Thursday, June 24, 2021

Machine Learning Aids Materials Fabrication

mit  |  In recent years, research efforts such as the Materials Genome Initiative and the Materials Project have produced a wealth of computational tools for designing new materials useful for a range of applications, from energy and electronics to aeronautics and civil engineering.

But developing processes for producing those materials has continued to depend on a combination of experience, intuition, and manual literature reviews.

A team of researchers at MIT, the University of Massachusetts at Amherst, and the University of California at Berkeley hope to close that materials-science automation gap, with a new artificial-intelligence system that would pore through research papers to deduce “recipes” for producing particular materials.

“Computational materials scientists have made a lot of progress in the ‘what’ to make — what material to design based on desired properties,” says Elsa Olivetti, the Atlantic Richfield Assistant Professor of Energy Studies in MIT’s Department of Materials Science and Engineering (DMSE). “But because of that success, the bottleneck has shifted to, ‘Okay, now how do I make it?’”

The researchers envision a database that contains materials recipes extracted from millions of papers.
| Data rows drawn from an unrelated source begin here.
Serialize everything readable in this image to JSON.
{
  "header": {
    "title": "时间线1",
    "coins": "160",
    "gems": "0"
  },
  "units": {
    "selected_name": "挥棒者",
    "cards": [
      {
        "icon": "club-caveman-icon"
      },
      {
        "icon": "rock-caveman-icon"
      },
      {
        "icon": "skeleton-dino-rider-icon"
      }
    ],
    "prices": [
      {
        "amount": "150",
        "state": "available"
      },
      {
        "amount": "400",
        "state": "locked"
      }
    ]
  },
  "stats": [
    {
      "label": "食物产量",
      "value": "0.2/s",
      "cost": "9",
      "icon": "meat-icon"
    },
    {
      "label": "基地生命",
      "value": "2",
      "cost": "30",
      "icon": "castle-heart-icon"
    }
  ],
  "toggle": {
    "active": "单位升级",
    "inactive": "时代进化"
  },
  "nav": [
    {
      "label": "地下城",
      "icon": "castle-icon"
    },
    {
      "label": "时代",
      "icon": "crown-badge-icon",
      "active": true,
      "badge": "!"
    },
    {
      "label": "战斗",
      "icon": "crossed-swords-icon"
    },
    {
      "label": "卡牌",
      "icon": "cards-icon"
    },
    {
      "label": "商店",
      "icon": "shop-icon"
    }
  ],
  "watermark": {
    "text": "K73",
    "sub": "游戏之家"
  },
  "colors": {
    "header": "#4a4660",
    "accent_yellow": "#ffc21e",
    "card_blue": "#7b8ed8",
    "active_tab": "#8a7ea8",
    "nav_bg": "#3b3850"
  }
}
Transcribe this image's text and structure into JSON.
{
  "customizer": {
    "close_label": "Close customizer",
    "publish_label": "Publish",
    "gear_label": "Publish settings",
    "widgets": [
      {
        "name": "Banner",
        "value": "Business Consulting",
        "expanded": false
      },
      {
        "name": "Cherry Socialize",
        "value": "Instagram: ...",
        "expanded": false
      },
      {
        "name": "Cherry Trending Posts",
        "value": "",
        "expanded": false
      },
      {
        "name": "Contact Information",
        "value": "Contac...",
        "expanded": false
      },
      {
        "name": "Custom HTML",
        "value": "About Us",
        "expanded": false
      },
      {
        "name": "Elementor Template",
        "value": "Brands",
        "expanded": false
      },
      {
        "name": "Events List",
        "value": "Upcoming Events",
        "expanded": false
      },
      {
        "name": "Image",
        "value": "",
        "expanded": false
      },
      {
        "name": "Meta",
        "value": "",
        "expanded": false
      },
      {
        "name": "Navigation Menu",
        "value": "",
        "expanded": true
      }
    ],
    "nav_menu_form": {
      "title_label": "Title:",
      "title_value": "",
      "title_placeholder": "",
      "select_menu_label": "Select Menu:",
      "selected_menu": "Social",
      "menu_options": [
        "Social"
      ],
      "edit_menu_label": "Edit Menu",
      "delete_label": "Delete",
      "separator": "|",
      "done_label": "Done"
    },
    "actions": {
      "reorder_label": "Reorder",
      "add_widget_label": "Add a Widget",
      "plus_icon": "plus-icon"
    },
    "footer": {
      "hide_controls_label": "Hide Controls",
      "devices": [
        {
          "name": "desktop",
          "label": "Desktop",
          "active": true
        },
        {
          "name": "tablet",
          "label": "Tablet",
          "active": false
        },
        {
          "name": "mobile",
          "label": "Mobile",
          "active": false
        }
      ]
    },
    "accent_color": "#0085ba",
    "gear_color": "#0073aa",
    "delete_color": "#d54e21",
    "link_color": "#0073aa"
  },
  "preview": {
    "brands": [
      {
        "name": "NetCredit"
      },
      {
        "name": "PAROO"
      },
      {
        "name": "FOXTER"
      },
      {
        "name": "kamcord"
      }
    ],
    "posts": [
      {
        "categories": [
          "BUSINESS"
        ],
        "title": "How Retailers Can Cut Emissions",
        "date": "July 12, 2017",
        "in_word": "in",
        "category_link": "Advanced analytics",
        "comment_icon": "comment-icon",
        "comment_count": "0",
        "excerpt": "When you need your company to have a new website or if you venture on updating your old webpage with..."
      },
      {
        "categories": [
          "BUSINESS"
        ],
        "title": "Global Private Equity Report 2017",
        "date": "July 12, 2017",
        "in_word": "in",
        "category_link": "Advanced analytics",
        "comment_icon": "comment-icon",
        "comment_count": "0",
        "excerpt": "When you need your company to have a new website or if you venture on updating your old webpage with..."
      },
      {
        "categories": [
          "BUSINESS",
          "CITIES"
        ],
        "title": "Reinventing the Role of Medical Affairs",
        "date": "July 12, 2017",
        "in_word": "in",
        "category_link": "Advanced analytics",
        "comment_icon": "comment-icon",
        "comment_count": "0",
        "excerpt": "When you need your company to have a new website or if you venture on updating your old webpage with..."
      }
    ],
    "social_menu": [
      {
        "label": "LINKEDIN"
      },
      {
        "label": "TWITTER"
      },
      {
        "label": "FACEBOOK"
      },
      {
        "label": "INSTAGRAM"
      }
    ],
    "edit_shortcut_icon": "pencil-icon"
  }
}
Scientists and engineers could enter the name of a target material and any other criteria — precursor materials, reaction conditions, fabrication processes — and pull up suggested recipes.
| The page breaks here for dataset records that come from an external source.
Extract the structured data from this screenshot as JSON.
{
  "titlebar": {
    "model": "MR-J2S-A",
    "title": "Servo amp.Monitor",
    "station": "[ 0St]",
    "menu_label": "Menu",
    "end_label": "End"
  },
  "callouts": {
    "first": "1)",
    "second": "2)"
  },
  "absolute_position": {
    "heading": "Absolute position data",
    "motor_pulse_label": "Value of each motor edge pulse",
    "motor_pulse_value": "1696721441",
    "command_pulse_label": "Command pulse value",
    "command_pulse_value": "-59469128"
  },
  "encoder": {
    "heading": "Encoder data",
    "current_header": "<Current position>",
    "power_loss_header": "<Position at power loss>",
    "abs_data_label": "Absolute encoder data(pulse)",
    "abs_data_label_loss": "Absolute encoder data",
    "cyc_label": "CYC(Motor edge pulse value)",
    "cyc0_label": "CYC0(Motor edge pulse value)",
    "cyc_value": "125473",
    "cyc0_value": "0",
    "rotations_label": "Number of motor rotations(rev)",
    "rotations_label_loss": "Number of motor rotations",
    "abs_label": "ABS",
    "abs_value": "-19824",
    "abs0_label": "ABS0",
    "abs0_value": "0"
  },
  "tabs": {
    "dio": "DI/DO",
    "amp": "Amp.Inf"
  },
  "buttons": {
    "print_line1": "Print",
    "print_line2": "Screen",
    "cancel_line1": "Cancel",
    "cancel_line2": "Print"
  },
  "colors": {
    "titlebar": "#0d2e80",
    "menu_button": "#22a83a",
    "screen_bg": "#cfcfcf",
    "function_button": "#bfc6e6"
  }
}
As a step toward realizing that vision, Olivetti and her colleagues have developed a machine-learning system that can analyze a research paper, deduce which of its paragraphs contain materials recipes, and classify the words in those paragraphs according to their roles within the recipes: names of target materials, numeric quantities, names of pieces of equipment, operating conditions, descriptive adjectives, and the like.

In a paper appearing in the latest issue of the journal Chemistry of Materials, they also demonstrate that a machine-learning system can analyze the extracted data to infer general characteristics of classes of materials — such as the different temperature ranges that their synthesis requires — or particular characteristics of individual materials — such as the different physical forms they will take when their fabrication conditions vary.